Собрал пару охапок веток, стал выкладывать их подобием большого гнезда, внутрь постелил кожаные куртки, добытые
мною в бою.– На вот, этим укроешься.
Протянул лекарке одну из волчьих шкур.
– Если что, вот здесь будут стоять копья.
Указал ей на ближайшее дерево.
– А ты где спать будешь?
– Мне лапника хватит, и шкура у меня еще одна есть, так что спокойной ночи.
– Спокойной. Илай, спасибо тебе.
Так вот и закончился мой первый день, вольного рейнджера, в этом мире.
Проснулся от того что кто то настойчиво стучал мне по груди. Сначала не понял где я нахожусь, но сон слетел, и я осознал себя лежащим на лапнике, а в метре, свернувшись эмбрионом, под волчьей шкурой, спала Дара. В стороне тлели угли прогоревшего костра, дававшие совсем слабый красноватый свет. В грудь настойчиво стучался мой медальон, не прекращая своей монотонной вибрации, а это значить лишь одно, - у нас гости.
В правую руку рогатину, в левую охапку хвороста, и быстро к тлеющим углям. Огонь разгорался быстро, жадно поедая тонкие ветки, после чего уже набрасывался, на ветви потолще. Я застыл на месте, вслушиваясь и всматриваясь в темноту ночного леса, пытаясь услышать опасность, но слышал лишь треск сгораемых сучьев, да далекие крики ночных птиц.
Поискал глазами Куню, не нахожу, неужели опять к сородичам подался, ну что за зверь такой. В глазах у меня моргнуло, и передо мной появились ветви, я поднял голову и увидал две черные бусинки, укоризненно смотревшие на меня с ближайшей ветки дерева.
– Ну извини, а что мне остается думать, после твоего вояжа по дамам.
Оглядел поляну по кругу, понял что опасность в ближайшие пару минут нам не грозит, и посмотрел на сторожевую сеть. Сеть нам показала, что ночное зверье от запаха дыма, и от света костра, пытается держаться как можно дальше. Только почти на самой границе, светился силуэт какого то крупного животного, похожего на лося, а может даже и превосходя того размерами. Силуэт еще постоял с пару минут, и пропал с нашего радара, уйдя за его пределы.
Я подбросил в костер пару поленьев потолще, и отправился досыпать. За ночь медальон меня будил еще дважды, но все это была ложная тревога. Первый раз, семейство кабанов, куда то спешащее по своим кабаньим делам, а второй, не известный мне зверь, похожий на большую черепаху, но передвигающийся довольно резво, и почему то зигзагом.
Не смотря, на ночные побудки, выспался я замечательно, и что самое удивительное, мне снились сны. Совершенно не помню о чем они были, но помню что снились, и что были они добрые.
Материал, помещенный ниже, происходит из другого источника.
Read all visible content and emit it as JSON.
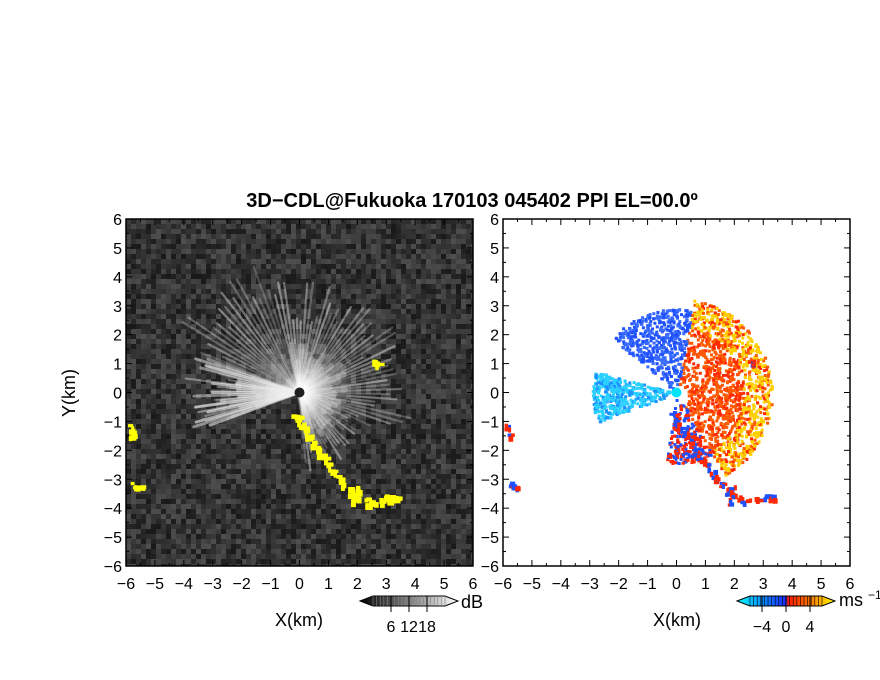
{
  "figure": {
    "title": "3D−CDL@Fukuoka 170103 045402 PPI EL=00.0º"
  },
  "chart_data": [
    {
      "type": "heatmap",
      "panel": "left",
      "xlabel": "X(km)",
      "ylabel": "Y(km)",
      "xlim": [
        -6,
        6
      ],
      "ylim": [
        -6,
        6
      ],
      "xticks": [
        "−6",
        "−5",
        "−4",
        "−3",
        "−2",
        "−1",
        "0",
        "1",
        "2",
        "3",
        "4",
        "5",
        "6"
      ],
      "yticks": [
        "6",
        "5",
        "4",
        "3",
        "2",
        "1",
        "0",
        "−1",
        "−2",
        "−3",
        "−4",
        "−5",
        "−6"
      ],
      "colorbar": {
        "unit": "dB",
        "ticks": [
          "6",
          "12",
          "18"
        ],
        "values": [
          6,
          12,
          18
        ]
      },
      "background_color": "#2a2a2a",
      "highlight_color": "#ffff00",
      "grid": false
    },
    {
      "type": "heatmap",
      "panel": "right",
      "xlabel": "X(km)",
      "ylabel": "",
      "xlim": [
        -6,
        6
      ],
      "ylim": [
        -6,
        6
      ],
      "xticks": [
        "−6",
        "−5",
        "−4",
        "−3",
        "−2",
        "−1",
        "0",
        "1",
        "2",
        "3",
        "4",
        "5",
        "6"
      ],
      "yticks": [
        "6",
        "5",
        "4",
        "3",
        "2",
        "1",
        "0",
        "−1",
        "−2",
        "−3",
        "−4",
        "−5",
        "−6"
      ],
      "colorbar": {
        "unit": "ms",
        "unit_exponent": "−1",
        "ticks": [
          "−4",
          "0",
          "4"
        ],
        "values": [
          -4,
          0,
          4
        ]
      },
      "colors": {
        "negative": "#1e50ff",
        "negative_light": "#2ad0ff",
        "positive": "#ff2800",
        "positive_light": "#ffd000"
      },
      "grid": false
    }
  ]
}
Утро в лесу, это нечто. Над поляной висела легкая дымка, солнце недавно взошло, и его первые лучи еще не коснулись ее, а лишь пока крались, все быстрее спускаясь по ветвям деревьев. В трех метрах от меня, висят десятки ожерелий, сплетенных из тончайшей паутины, с нанизанными бусинами росы, соединяя между собой листья папоротника, опоясав тех шелковыми нитями. Птицы уже проснулись, и еще не смело, но все громче и громче, начали свою перекличку, а где то посвистывая, какая то мелкая пичуга, затянула утреннюю песню, приветствуя так новый день.